Louise Fishman is an American abstract painter. She was born in Philadelphia on January 14, 1939. Fishman attended the Philadelphia College of Art between 1956 and 1957. In 1958 she attended the Pennsylvania Academy of the Fine Arts in Philadelphia. After being successful at both schools she went on to receive her BFA and BS at the Tyler School of Art in Elkins Park, Pennsylvania, and in 1965 she got her MFA from the University of Illinois.

Fishman’s painting style at first gave her some trouble in being recognized. She exhibited only sporadically in the 1960s, a period in her life when she created primarily grid-based work. During the later 1970s, her abstract work was associated with Pattern painting. Large scale works like ‘Grand Slam’ and’ Cinnabar and Malachite’ reflected her daring visions and caused many reviewers to label her work as having elements of neo-expressionism. In 1980 she was one of the ten invited artists whose work was exhibited in the main event of the Great American Lesbian Art Show.

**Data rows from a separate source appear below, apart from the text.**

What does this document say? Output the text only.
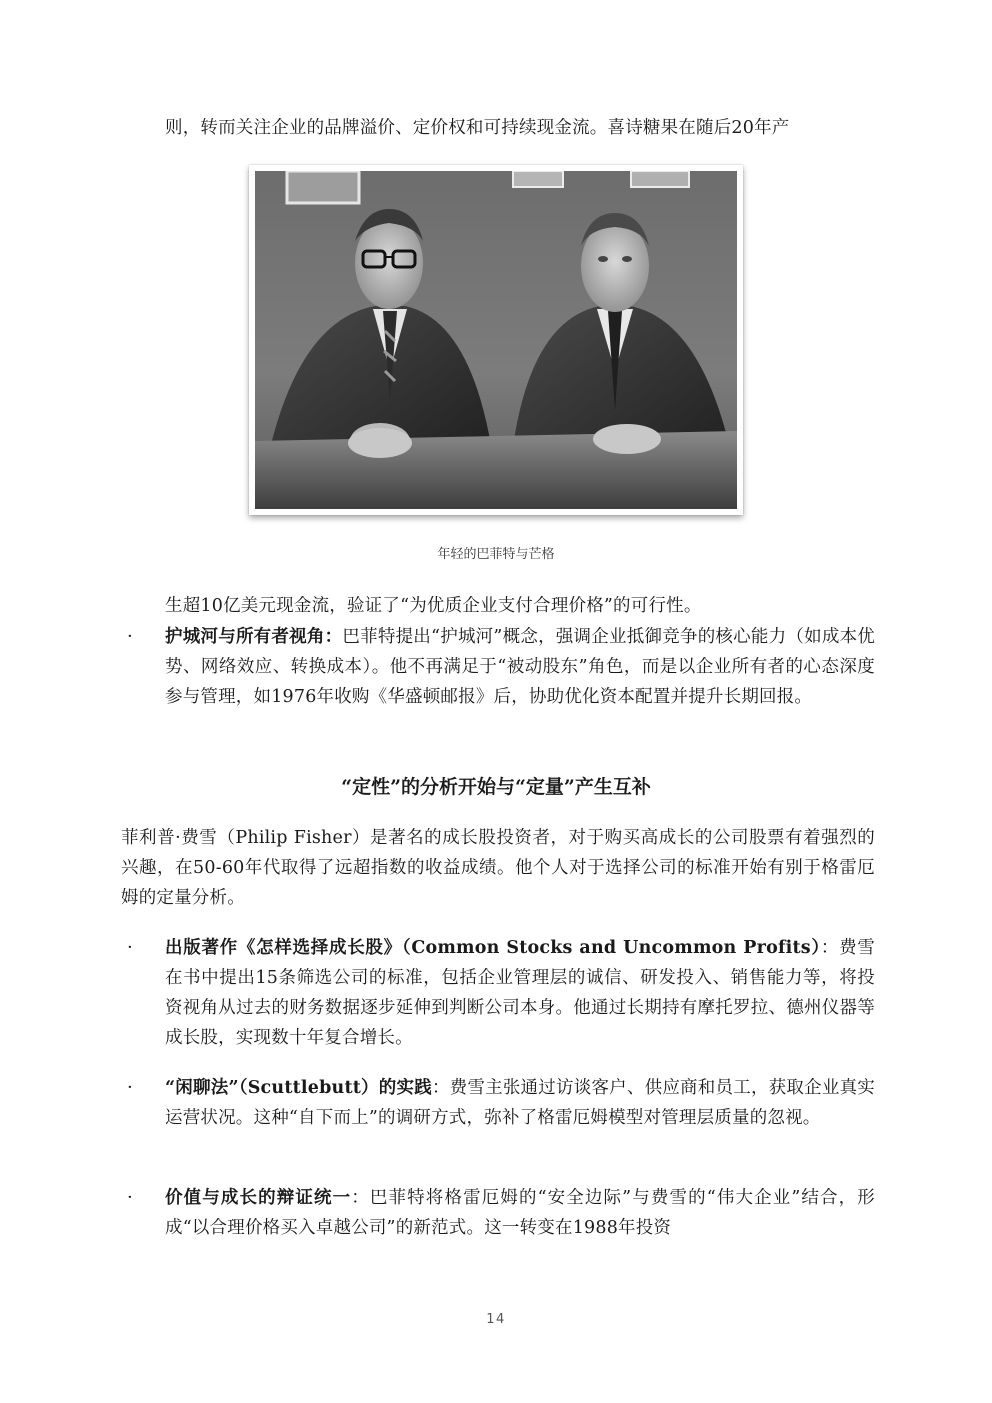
则，转而关注企业的品牌溢价、定价权和可持续现金流。喜诗糖果在随后20年产

年轻的巴菲特与芒格

生超10亿美元现金流，验证了“为优质企业支付合理价格”的可行性。

· 护城河与所有者视角：巴菲特提出“护城河”概念，强调企业抵御竞争的核心能力（如成本优势、网络效应、转换成本）。他不再满足于“被动股东”角色，而是以企业所有者的心态深度参与管理，如1976年收购《华盛顿邮报》后，协助优化资本配置并提升长期回报。

“定性”的分析开始与“定量”产生互补

菲利普·费雪（Philip Fisher）是著名的成长股投资者，对于购买高成长的公司股票有着强烈的兴趣，在50-60年代取得了远超指数的收益成绩。他个人对于选择公司的标准开始有别于格雷厄姆的定量分析。

· 出版著作《怎样选择成长股》（Common Stocks and Uncommon Profits）：费雪在书中提出15条筛选公司的标准，包括企业管理层的诚信、研发投入、销售能力等，将投资视角从过去的财务数据逐步延伸到判断公司本身。他通过长期持有摩托罗拉、德州仪器等成长股，实现数十年复合增长。

· “闲聊法”（Scuttlebutt）的实践：费雪主张通过访谈客户、供应商和员工，获取企业真实运营状况。这种“自下而上”的调研方式，弥补了格雷厄姆模型对管理层质量的忽视。

· 价值与成长的辩证统一：巴菲特将格雷厄姆的“安全边际”与费雪的“伟大企业”结合，形成“以合理价格买入卓越公司”的新范式。这一转变在1988年投资

14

As the feminist movement gained strength in the 1970s, Fishman abandoned her minimalist-inspired, grid-like paintings and began making work that reflected women’s traditional tasks. These pieces needed the sort of repetitive steps that characterize activities like knitting, piecing, or stitching. Returning later to the masculine scope of abstract painting, Fishman sought a way to differentiate what she was doing from the work of male artists, both historic and contemporary. The resulting compositions combine gestural brushwork with an orderly structure, starting from a foundation and carefully adding to them, layer upon interlocking layer.

In 1988, Fishman accompanied a friend who survived the Holocaust at both Auschwitz and Terezin. This trip was part of a larger one that took her to Warsaw, Prague, and Budapest. This trip had a dramatic impact on her life as an artist, altered her way of working, and helped her to investigate her Jewish identity. She returned with cremated human remains from Auschwitz and mixed the ashes with beeswax to use in her paints for the series ‘Remembrance’ and ‘Renewal’. These paintings served as abstract art as well as memorials to a tragic event in history.

In the fall of 2011, Fishman completed her residency at the Emile Harvey Foundation in Venice. She cites her residency in Venice as an important influence on her most recent work. Likewise, the work of Venetian artist Titian has been of chief inspiration during this recent period of her work.

Through her career, Fishman has received Tyler School’s Senior Art Prize in 1963, the Change, Inc. Award in 1975, the National Endowment for the Arts Grant in 1975, 1983, and 1994, the Guggenheim Fellowship in 1979, the CAPS Fellowship in 1981, the New York Foundation for the Arts Fellowship in 1986, the Adolph & Esther Gottlieb Foundation Grant in 1986, the National Endowment for the Arts in 1994, the Adolph & Clara Obrig Prize for Painting in 2002. Her works have been exhibited at the Philadelphia Art Alliance, the Nancy Hoffman Gallery in New York, the John Doyle Gallery in Chicago, the Hood Gallery in New York, Baskerville & Watson Gallery in New York, North Carolina Museum of Art in Raleigh, North Carolina, among others.